4. Aux termes de l'article L. 262-2 du code de l'action sociale et des familles : " Toute personne résidant en France de manière stable et effective, dont le foyer dispose de ressources inférieures à un revenu garanti, a droit au revenu de solidarité active dans les conditions définies au présent chapitre ". L'article L. 262-9 du même code dispose en outre que : " Le montant forfaitaire mentionné au 2° de l'article L. 262-2 est majoré, pendant une période d'une durée déterminée, pour : 1° Une personne isolée assumant la charge d'un ou de plusieurs enfants ; Est considérée comme isolée une personne veuve, divorcée, séparée ou célibataire, qui ne vit pas en couple de manière notoire et permanente. ". Enfin, aux termes de l'article R. 262-37 du même code : " Le bénéficiaire de l'allocation de revenu de solidarité active est tenu de faire connaître à l'organisme chargé du service de la prestation toutes informations relatives à sa résidence, à sa situation de famille, aux activités, aux ressources et aux biens des membres du foyer ; il doit faire connaître à cet organisme tout changement intervenu dans l'un ou l'autre de ces éléments. () ". L'article 515-8 du code civil dispose que : " Le concubinage est une union de fait, caractérisée par une vie commune présentant un caractère de stabilité et de continuité, entre deux personnes, de sexe différent ou de même sexe, qui vivent en couple ".

5. Il résulte de ces dispositions que pour le bénéfice du RSA, le foyer s'entend du demandeur ainsi que, le cas échéant, de son conjoint, partenaire lié par un pacte civil de solidarité ou concubin, et des enfants ou personnes de moins de vingt-cinq ans à charge qui remplissent les conditions précisées par l'article R. 262-3 du code de l'action sociale et des familles. Pour l'application de ces dispositions, le concubin est la personne qui mène avec le demandeur une vie de couple stable et continue. La vie maritale peut être établie par un faisceau d'indices concordants, au nombre desquels la circonstance que les intéressés mettent en commun leurs ressources et leurs charges.

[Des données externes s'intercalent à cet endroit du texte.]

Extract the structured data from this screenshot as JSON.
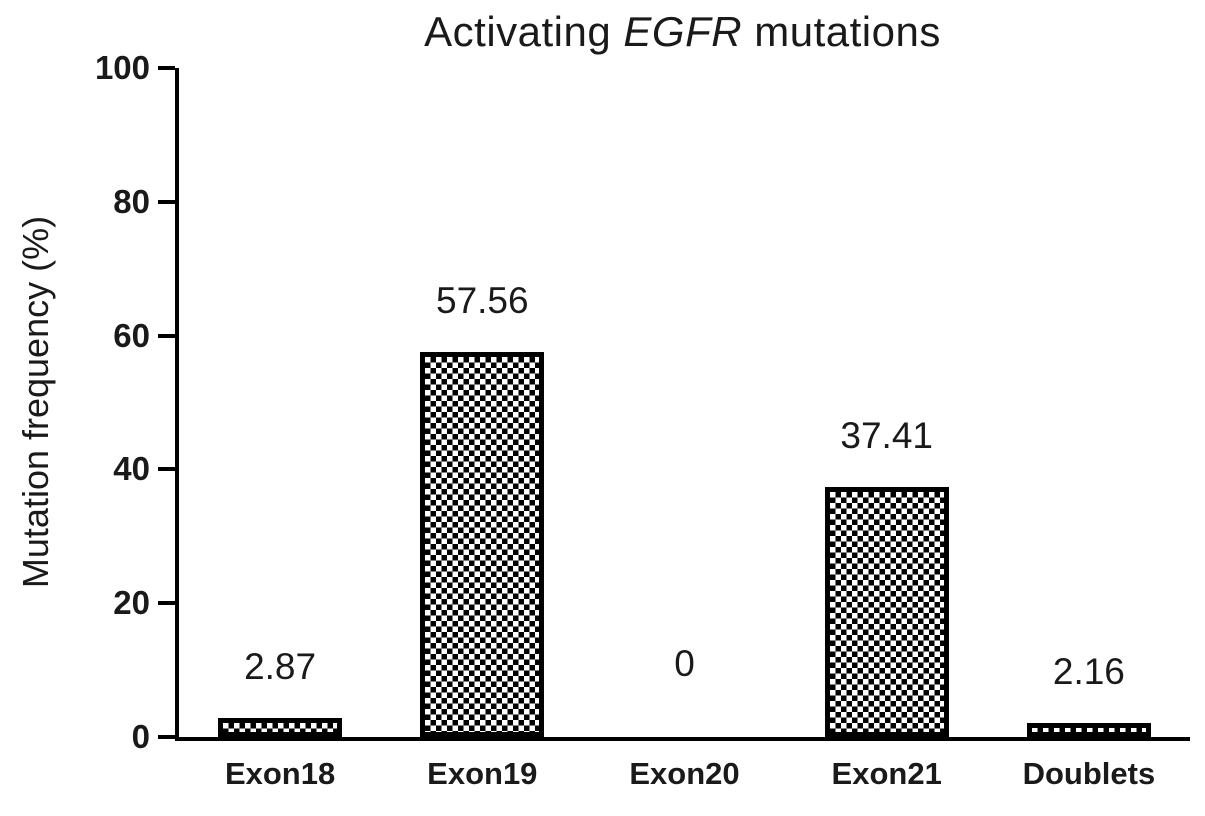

6. En l'espèce, l'indu en litige mis à la charge de Mme A a pour origine la prise en compte d'une situation de concubinage non déclarée. Mme A, pour contester les indus mis à sa charge soutient qu'elle n'a pas vécu maritalement avant 2021 et produit à l'appui de ses dires trois attestations, rédigées par sa mère et deux de ses amis témoignant de son célibat et du fait qu'elle était hébergée à titre gratuit par M. C. Toutefois, il résulte de l'instruction et en particulier du rapport d'enquête établi par un contrôleur assermenté de la CAF du Var le 22 juin 2021, que l'intéressée vit maritalement avec M. C depuis le 6 novembre 2016, date à laquelle elle a emménagé chez lui, et qu'elle participe aux charges inhérentes au logement. En outre, ils se déclarent tous deux, en couple, l'un avec l'autre, sur les réseaux sociaux, depuis mars 2018 selon M. C. Ainsi, malgré les attestations précitées produites par Mme A, il existe plusieurs indices d'une vie maritale dès 2016, alors que Mme A s'est déclarée à la CAF personne isolée en 2016 et a confirmé régulièrement cette situation jusqu'au contrôle de juin 2021. Au surplus, il résulte des termes du rapport déjà cité, que l'intéressée a commis des erreurs lors des déclarations trimestrielles de ses salaires en 2019 et 2020, et qu'elle n'a pas déclaré la totalité des ressources dont elle a disposé en 2020 et 2021. Par suite, elle n'est pas fondée à soutenir que c'est à tort que la CAF du Var a mis à sa charge les indus de RSA en cause.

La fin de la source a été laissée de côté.